Martin Speake: Intention

Rating: ★★★★

Record and Artist Details

Musicians:

Ethan Iverson (p)
Martin Speake (as)
Fred Thomas (d, b, prepared p)
James Maddren (d)

Label:

Ubuntu

May/2018

Catalogue Number:

UBU0009

RecordDate:

28 July 2017

I first came across the long-honed empathy of London alto saxophonist Martin Speake and the American pianist/composer Ethan Iverson in 2002, playing as a quiet duo in the original Stoke Newington premises of London's Vortex club – the pair had met and clicked a decade earlier in workshops curated by Steve Coleman at Canada's Banff Centre for The Arts, when Iverson was only 17. Intention is the latest chapter in a story that has survived the pianist's long absences with The Bad Plus and was recorded at Trinity Laban Conservatoire last year with the coolly provocative Royal Academy alumni Fred Thomas and James Maddren on bass and drums.

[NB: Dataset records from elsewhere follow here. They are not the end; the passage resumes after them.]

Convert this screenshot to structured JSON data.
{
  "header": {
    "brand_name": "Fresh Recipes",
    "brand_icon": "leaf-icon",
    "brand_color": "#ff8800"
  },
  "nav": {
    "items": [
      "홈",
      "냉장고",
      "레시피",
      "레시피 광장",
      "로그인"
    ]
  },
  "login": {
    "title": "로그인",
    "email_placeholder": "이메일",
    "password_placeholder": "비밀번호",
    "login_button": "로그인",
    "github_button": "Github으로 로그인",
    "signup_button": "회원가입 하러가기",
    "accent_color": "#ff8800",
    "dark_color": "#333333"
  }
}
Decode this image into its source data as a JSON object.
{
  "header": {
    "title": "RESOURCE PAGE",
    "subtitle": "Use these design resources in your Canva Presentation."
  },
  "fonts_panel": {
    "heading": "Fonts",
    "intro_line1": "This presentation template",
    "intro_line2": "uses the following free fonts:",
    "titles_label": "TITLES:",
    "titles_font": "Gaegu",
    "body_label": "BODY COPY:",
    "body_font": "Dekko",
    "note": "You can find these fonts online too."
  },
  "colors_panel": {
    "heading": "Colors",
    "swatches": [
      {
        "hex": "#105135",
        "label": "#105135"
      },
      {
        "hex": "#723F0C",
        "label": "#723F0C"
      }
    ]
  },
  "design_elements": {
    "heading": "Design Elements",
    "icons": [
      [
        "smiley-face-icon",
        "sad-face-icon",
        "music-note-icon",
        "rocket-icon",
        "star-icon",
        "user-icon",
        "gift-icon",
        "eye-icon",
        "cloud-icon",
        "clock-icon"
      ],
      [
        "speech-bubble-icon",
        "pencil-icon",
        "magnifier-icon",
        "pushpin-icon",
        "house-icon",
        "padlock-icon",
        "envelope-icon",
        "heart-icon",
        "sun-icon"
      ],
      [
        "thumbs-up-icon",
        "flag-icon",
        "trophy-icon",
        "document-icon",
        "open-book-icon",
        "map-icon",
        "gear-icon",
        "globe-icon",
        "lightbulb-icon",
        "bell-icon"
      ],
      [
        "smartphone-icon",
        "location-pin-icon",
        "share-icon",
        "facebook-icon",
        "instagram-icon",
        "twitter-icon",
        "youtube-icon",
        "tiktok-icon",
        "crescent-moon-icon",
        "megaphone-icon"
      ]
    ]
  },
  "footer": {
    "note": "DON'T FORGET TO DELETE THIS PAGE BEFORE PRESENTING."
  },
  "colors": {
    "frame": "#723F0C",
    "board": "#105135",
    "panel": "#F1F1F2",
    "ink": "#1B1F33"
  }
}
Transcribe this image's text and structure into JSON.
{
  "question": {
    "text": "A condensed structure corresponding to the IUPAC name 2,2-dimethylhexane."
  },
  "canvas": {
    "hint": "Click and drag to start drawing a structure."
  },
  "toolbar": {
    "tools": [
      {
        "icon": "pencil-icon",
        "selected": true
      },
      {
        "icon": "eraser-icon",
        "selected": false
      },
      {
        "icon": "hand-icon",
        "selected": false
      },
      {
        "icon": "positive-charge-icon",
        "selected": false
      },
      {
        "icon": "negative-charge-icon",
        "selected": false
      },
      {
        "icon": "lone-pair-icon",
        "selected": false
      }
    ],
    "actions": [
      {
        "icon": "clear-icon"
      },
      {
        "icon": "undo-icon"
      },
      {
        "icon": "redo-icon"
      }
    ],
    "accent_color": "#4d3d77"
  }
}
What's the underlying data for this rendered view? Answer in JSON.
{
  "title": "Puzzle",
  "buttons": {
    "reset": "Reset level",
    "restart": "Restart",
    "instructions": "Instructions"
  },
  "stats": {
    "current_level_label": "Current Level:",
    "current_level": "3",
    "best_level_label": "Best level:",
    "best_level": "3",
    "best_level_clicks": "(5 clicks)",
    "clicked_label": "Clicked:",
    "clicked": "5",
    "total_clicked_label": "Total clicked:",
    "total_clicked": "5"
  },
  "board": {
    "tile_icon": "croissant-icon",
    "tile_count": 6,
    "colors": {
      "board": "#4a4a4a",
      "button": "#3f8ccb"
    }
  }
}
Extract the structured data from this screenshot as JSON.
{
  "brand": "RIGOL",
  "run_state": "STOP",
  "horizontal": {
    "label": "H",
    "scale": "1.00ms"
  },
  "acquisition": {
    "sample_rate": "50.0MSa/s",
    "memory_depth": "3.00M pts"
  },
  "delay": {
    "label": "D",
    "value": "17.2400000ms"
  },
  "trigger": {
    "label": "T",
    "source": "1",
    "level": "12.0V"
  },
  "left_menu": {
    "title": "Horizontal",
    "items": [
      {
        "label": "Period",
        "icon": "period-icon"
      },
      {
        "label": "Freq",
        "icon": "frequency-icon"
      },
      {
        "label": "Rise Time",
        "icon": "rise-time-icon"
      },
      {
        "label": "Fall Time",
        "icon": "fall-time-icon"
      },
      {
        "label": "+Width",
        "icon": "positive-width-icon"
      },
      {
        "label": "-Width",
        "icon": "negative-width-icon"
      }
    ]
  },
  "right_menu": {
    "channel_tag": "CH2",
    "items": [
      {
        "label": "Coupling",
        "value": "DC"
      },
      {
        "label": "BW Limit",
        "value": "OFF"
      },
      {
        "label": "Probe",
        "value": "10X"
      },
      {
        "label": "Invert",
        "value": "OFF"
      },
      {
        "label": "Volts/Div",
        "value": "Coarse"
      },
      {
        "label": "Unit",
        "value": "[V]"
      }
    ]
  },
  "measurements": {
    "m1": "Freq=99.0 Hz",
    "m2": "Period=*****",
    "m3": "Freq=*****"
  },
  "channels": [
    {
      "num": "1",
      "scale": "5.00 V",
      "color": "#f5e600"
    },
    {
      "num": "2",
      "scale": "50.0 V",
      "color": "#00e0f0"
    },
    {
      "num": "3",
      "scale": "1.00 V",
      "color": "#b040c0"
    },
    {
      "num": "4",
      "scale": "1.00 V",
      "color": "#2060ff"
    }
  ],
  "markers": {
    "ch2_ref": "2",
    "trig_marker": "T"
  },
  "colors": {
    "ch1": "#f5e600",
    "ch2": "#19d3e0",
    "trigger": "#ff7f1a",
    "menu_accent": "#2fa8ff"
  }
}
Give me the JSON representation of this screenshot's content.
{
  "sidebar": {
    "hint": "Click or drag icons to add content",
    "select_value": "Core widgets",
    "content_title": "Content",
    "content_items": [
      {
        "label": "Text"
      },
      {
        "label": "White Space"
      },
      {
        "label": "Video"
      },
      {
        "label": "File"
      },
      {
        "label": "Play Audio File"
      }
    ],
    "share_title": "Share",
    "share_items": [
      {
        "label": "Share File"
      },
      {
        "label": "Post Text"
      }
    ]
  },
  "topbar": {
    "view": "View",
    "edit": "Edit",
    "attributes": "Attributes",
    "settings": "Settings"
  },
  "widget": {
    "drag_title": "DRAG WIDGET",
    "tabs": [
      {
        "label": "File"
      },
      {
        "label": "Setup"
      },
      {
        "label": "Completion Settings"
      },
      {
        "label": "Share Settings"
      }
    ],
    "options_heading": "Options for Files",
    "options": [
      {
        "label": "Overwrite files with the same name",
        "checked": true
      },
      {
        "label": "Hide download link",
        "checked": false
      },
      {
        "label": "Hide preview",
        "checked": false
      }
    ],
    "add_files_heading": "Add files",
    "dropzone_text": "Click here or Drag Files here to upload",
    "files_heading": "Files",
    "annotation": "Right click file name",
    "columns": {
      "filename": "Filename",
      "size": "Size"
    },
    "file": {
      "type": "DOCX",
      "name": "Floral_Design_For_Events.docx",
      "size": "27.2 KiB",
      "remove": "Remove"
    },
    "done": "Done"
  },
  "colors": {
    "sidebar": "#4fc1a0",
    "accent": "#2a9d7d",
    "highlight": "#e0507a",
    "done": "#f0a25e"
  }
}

The set is mostly a retrospective for Speake, revisiting and remaking original themes going back to his earliest solo albums – in the process fascinatingly mapping his personal reactions to many jazz persuasions, from heartfelt Coltrane-like balladeering around a hypnotic tonal centre (‘Becky’), to a breezy groove with John Scofield and Eddie Harris origins (‘Twister’), or the Django-Bates-meets-Ornette surge and retreat of ‘Magic Show’. Speake also applies a characteristically delicate fusion of spacey hoots and cool accelerations to the standard ‘Dancing In The Dark’, and shares a brilliant bop-swapping game with a headlong Iverson on the staccato Charlie Parker theme ‘Charlie's Wig'. If Ethan Iverson's retirement from The Bad Plus means this playfully sophisticated and very musical quartet now has a busier future, that's great news for contemporary jazz.